Il convient de rappeler qu'il peut y avoir des cas où il existe d'autres alternatives à l'émission de l'ordonnance, ce qui portent moins atteinte à l'autonomie du suspect, et si le suspect y consent, le tribunal devra le faire,
En règle générale, ils doivent être préférés à l'émission d'un ordre. Ainsi, par exemple, dans les cas où les éléments demandés sont des documents relatifs à des transactions sur les comptes bancaires d'une personne que la banque refuse de fournir sans le consentement du titulaire du compte. Si le titulaire du compte accepte de signer un consentement pour que la banque fournisse directement les informations à la police, cette méthode sera préférable à la manière d'émettre une ordonnance de remise des documents.
Nous n'avons mentionné ci-dessus que quelques-unes des considérations que la cour peut accorder en considération lorsqu'il s'agit d'examiner s'il faut émettre une ordonnance en vertu de l'article 43. Dans notre propre cas, il n'y avait aucun doute sur le fait que les ordonnances ont été rendues légalement, et que l'exercice de la discrétion pour accorder l'ordonnance de produire les documents en vertu des deux ordonnances était également correct.
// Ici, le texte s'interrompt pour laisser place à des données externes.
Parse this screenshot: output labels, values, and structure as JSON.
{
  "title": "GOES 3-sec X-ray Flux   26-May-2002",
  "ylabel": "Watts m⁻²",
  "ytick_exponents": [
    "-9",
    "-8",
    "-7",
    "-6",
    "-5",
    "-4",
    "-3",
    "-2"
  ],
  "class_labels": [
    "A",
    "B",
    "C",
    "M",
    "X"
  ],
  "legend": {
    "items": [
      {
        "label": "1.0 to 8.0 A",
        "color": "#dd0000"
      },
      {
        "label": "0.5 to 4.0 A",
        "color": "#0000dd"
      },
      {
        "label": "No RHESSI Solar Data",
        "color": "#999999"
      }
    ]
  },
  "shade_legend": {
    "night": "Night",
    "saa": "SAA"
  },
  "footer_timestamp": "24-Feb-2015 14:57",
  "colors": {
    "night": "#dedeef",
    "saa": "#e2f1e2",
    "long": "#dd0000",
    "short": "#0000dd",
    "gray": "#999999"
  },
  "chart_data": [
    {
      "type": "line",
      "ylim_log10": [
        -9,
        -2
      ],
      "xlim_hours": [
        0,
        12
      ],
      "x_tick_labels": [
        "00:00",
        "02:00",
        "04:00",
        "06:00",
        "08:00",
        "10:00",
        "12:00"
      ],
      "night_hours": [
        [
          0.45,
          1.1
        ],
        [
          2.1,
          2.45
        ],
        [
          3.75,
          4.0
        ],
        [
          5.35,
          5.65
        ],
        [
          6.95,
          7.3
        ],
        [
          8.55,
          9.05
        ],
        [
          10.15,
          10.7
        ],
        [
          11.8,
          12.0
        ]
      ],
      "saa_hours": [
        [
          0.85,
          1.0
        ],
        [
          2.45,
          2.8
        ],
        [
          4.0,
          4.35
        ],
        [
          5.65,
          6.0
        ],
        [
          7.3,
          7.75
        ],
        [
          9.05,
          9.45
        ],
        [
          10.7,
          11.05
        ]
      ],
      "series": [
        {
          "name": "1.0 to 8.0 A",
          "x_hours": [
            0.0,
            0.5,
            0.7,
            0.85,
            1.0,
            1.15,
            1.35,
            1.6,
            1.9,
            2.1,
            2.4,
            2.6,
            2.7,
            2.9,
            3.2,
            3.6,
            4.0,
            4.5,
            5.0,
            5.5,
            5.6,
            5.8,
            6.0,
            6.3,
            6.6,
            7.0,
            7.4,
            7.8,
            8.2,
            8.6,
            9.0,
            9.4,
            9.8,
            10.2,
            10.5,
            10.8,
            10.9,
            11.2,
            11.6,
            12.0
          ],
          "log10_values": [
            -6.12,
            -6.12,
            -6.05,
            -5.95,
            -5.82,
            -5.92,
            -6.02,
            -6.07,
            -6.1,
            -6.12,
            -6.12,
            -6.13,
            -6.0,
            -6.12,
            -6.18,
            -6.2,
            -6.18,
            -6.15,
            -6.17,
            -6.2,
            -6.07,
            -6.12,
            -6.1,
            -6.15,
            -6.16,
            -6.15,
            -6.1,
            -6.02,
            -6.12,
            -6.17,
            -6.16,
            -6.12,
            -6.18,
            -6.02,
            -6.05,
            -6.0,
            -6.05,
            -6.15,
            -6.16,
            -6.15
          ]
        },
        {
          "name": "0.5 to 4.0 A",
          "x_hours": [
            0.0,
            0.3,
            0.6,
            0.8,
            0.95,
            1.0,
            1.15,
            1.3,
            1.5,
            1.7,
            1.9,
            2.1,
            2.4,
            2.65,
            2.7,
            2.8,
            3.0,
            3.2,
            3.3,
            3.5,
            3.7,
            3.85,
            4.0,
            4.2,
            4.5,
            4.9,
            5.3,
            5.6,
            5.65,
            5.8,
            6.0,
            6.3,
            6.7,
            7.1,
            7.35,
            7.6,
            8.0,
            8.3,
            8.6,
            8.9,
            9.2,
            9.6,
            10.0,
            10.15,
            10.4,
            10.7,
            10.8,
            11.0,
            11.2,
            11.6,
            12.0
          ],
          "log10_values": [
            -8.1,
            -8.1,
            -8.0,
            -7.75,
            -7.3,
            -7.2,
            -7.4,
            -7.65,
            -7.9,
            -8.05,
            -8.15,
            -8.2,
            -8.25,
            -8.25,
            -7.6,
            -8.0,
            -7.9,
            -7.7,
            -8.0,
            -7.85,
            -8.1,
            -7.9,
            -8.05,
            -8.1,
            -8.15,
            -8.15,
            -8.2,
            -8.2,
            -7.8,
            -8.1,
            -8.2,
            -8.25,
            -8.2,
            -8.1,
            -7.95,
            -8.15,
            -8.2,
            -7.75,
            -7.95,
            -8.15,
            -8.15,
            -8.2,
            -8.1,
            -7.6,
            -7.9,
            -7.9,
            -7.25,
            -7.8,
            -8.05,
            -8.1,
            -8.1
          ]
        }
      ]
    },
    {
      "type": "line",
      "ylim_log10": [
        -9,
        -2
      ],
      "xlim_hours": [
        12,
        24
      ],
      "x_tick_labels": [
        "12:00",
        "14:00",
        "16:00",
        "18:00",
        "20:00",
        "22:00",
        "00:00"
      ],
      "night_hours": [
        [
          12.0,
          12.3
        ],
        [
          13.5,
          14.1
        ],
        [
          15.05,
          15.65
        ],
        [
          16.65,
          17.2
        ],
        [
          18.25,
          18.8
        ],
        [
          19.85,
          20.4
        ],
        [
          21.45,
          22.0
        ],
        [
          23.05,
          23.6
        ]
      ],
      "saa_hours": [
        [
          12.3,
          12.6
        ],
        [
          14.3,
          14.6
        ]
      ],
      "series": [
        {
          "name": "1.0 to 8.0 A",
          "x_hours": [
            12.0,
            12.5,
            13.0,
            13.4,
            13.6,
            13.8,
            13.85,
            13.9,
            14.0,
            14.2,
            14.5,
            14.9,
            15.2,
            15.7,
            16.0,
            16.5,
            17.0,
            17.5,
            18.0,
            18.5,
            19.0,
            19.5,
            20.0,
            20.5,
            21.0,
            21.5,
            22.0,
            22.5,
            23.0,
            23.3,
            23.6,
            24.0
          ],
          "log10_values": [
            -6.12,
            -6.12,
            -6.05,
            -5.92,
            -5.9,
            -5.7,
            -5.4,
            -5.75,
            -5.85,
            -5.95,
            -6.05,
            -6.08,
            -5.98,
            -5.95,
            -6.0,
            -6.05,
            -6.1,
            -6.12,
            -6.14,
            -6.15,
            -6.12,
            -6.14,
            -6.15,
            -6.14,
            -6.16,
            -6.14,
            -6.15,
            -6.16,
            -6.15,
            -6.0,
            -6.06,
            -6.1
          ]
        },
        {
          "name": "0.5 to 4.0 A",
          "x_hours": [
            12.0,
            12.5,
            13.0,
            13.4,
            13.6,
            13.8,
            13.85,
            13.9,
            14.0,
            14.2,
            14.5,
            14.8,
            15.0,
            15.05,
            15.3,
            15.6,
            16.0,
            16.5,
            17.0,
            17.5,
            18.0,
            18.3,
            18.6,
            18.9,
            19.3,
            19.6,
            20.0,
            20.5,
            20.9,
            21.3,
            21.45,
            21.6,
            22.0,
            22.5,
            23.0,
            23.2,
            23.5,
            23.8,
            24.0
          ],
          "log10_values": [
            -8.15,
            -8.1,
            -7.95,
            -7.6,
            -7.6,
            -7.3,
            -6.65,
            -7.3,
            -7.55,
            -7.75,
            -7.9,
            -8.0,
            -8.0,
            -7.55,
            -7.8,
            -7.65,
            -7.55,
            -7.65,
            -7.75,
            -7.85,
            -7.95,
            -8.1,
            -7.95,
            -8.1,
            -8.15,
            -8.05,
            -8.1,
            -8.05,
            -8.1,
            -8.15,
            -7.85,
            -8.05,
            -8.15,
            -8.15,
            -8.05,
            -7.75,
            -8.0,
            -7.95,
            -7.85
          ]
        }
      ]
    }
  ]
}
Passons donc à l'examen des deux questions que nous avons soulevées ci-dessus, et d'abord à l'interprétation de « en sa possession » à l'article 43.
« En sa possession ou en sa possession »
- Article 43 stipule qu'une personne peut être commandée d'inventer un objet qui Selon cette hypothèse, il a été trouvé « en sa possession ou possession ». La question en litige est de savoir si une personne – témoin ou suspect – est tenue de retracer les documents qui lui sont sous son contrôle – même s'ils ne sont pas en sa possession immédiate – et qu'elle a été ordonnée de remettre par ordre Article 43 et pour les produire, ou peut-être que l'obligation qui lui revient est de remettre uniquement des objets qui sont en sa possession physique, comme ceux trouvés sur son corps ou dans ses cours. Cette question ne concerne pas la question du droit acquis au silence pour un suspect exigé par une ordonnance de résidence-Une phrase pour inventer un objet ou le présenter, y compris des documents. Sur cette question, nous avons décidé dans le-La première loi [1], dans laquelle nous avons déterminé que le droit de garder le silence ne s'applique pas à la remise ou à la présentation de documents-La loi ordonne à un suspect d'inventer. Ce que le suspect s'apprête à soupçonner dans un tel cas, c'est la confidentialité contre l'auto-incrimination. Dans notre cas, l'appelant a informé que les documents demandés dans les deux ordonnances ne l'incriminent pas. Le différend qui subsiste entre les parties ne concerne que l'étendue du devoir imposé à une personne, suspecte ou témoin, lorsqu'elle est ordonnée de-Phi Article 43 pour fournir des documents. Cette question doit être examinée sur la base de l'hypothèse qu'une ordonnance en vertu de l'article peut être adressée à toute personne, qu'elle soit suspecte ou dont le statut soit celui d'un simple témoin. La seule différence est que, dans le cas d'un suspect, l'ordonnance inclura également d'autres dispositions de la loi visant à protéger les droits du suspect.
- À mon avis, le langage de Article 43, son objectif et son historique législatif montrent qu'il doit être vu en termes de "En sa possession ou en sa possession" Elle s'applique aussi aux objets que le destinataire de l'ordre a le pouvoir et le contrôle de les inventer. Cela fait référence aux objets auxquels il a accès ou qui sont entre les mains d'une personne en son nom, et en tout cas, que-Selon ses souhaits, il peut venir les garder.